Resposta às ff. 616/621.
Presentes os requisitos legais, (dentre os quais a comprovação do preparo a despeito de não ser a guia original, ff. 613 e 624/625), conheço do recurso.
DA PRELIMINAR DE NULIDADE DA SENTENÇA.
Importante registrar que se “apesar da carência de fundamentação, a parte tiver condições de desenvolver as razões do recurso de apelação, possibilitando ao tribunal perfeita compreensão da controvérsia, parece-me deva ser desconsiderado o vício. O objetivo da exigência constitucional é propiciar o controle crítico da sentença, permitindo eventual falha cometida pelo juiz e garantir o escopo do contraditório. Atingido esse escopo, deve incidir o art. 244 do CPC”. (José Roberto dos Santos Bedaque. Efetividade do Processo e Técnica Processual. 2006. p. 491). Nesse sentido o STJ:
“Na hipótese em que é atingido o fim perseguido pela exigência de motivação das decisões judiciais, de modo a restar garantida a possibilidade de impugnação da decisão, é injustificável o rigor formal, devendo-se, ante a ausência de prejuízo às partes, afastar a pretendida decretação de nulidade, por prestigiar tal entendimento os princípios da finalidade e do prejuízo que regem o sistema de nulidade processual”. (STJ. 3ªT., ArrRg nos EDcl na MC 3.596-SP, relatora Ministra Nancy Adrighi, DJU 25.06.2001).

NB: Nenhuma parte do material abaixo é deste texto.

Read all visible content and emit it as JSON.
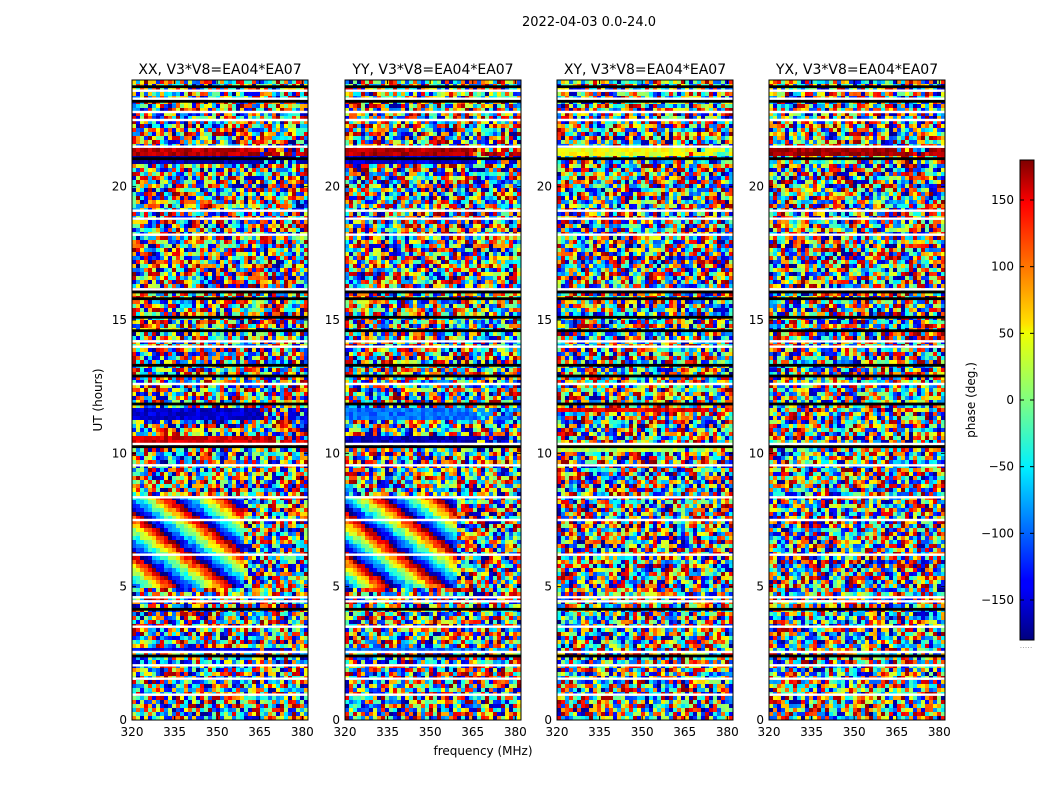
{
  "figure_title": "2022-04-03 0.0-24.0",
  "chart_data": {
    "type": "heatmap",
    "title": "2022-04-03 0.0-24.0",
    "xlabel": "frequency (MHz)",
    "ylabel": "UT (hours)",
    "xlim": [
      320,
      382
    ],
    "ylim": [
      0,
      24
    ],
    "x_ticks": [
      320,
      335,
      350,
      365,
      380
    ],
    "y_ticks": [
      0,
      5,
      10,
      15,
      20
    ],
    "colormap": "jet",
    "colorbar": {
      "label": "phase (deg.)",
      "range": [
        -180,
        180
      ],
      "ticks": [
        150,
        100,
        50,
        0,
        -50,
        -100,
        -150
      ],
      "tick_labels": [
        "150",
        "100",
        "50",
        "0",
        "−50",
        "−100",
        "−150"
      ],
      "footnote": "....."
    },
    "panels": [
      {
        "title": "XX, V3*V8=EA04*EA07",
        "polarization": "XX"
      },
      {
        "title": "YY, V3*V8=EA04*EA07",
        "polarization": "YY"
      },
      {
        "title": "XY, V3*V8=EA04*EA07",
        "polarization": "XY"
      },
      {
        "title": "YX, V3*V8=EA04*EA07",
        "polarization": "YX"
      }
    ],
    "flagged_hours": [
      0.95,
      1.55,
      2.05,
      2.55,
      3.5,
      4.45,
      4.6,
      6.2,
      7.5,
      8.35,
      9.55,
      10.35,
      12.6,
      14.0,
      14.2,
      16.15,
      18.2,
      18.8,
      19.1,
      21.5,
      22.5,
      22.8,
      23.3,
      23.6
    ],
    "black_bands_hours": [
      2.4,
      4.15,
      10.25,
      11.85,
      12.9,
      13.3,
      14.6,
      15.1,
      15.8,
      16.05,
      21.05,
      23.2,
      23.75
    ],
    "coherent_segments": [
      {
        "panel": "XX",
        "hours": [
          11.3,
          11.65
        ],
        "phase_deg": -150
      },
      {
        "panel": "XX",
        "hours": [
          10.35,
          10.6
        ],
        "phase_deg": 150
      },
      {
        "panel": "XX",
        "hours": [
          2.6,
          2.75
        ],
        "phase_deg": -140
      },
      {
        "panel": "XX",
        "hours": [
          21.15,
          21.45
        ],
        "phase_deg": 160
      },
      {
        "panel": "XX",
        "hours": [
          20.9,
          21.15
        ],
        "phase_deg": -165
      },
      {
        "panel": "YY",
        "hours": [
          11.3,
          11.65
        ],
        "phase_deg": -95
      },
      {
        "panel": "YY",
        "hours": [
          10.35,
          10.6
        ],
        "phase_deg": -160
      },
      {
        "panel": "YY",
        "hours": [
          2.6,
          2.75
        ],
        "phase_deg": -95
      },
      {
        "panel": "YY",
        "hours": [
          21.15,
          21.45
        ],
        "phase_deg": 160
      },
      {
        "panel": "YY",
        "hours": [
          20.9,
          21.15
        ],
        "phase_deg": -150
      },
      {
        "panel": "XY",
        "hours": [
          11.5,
          11.7
        ],
        "phase_deg": 140
      },
      {
        "panel": "XY",
        "hours": [
          10.1,
          10.35
        ],
        "phase_deg": 20
      },
      {
        "panel": "XY",
        "hours": [
          21.15,
          21.4
        ],
        "phase_deg": 40
      },
      {
        "panel": "YX",
        "hours": [
          21.15,
          21.45
        ],
        "phase_deg": 170
      }
    ],
    "fringe_regions": [
      {
        "panels": [
          "XX",
          "YY"
        ],
        "hours": [
          4.9,
          8.4
        ],
        "description": "wrapping phase fringes versus frequency"
      }
    ]
  }
}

O juízo sentenciante apreciou, ainda que sem a devida detença sobre o tema, a questão da exclusão da inventariante do rol dos herdeiros, uma vez que registrou estar o imóvel de f. 568, sendo devidamente partilhado entre os herdeiros, donde emana claro ter reconhecimento como tal a senhora Maria da Conceição Souza Dias.
Demais disto, a despeito da carência da fundamentação a questão foi devidamente devolvida ao Tribunal, por meio de substancioso recurso de apelação, onde teve a parte apelante plena condições de expor sua argumentação sobre a matéria respectiva.
Isto posto REJEITO A PRELIMINAR.
DO MÉRITO.
A questão versada nos autos cinge-se à aplicação no caso do disposto no art. 1829, I, do Código Civil, para fins de excluir da concorrência sucessória em relação ao bem descrito a f. 168, a senhora Maria da Conceição Souza Dias, que por ser casada em regime de comunhão parcial com o falecido Onofre Xavier Dias, fazendo jus, portanto, à meação do bem, não poderia concorrer na sucessão da metade pertencente ao “de cujus”.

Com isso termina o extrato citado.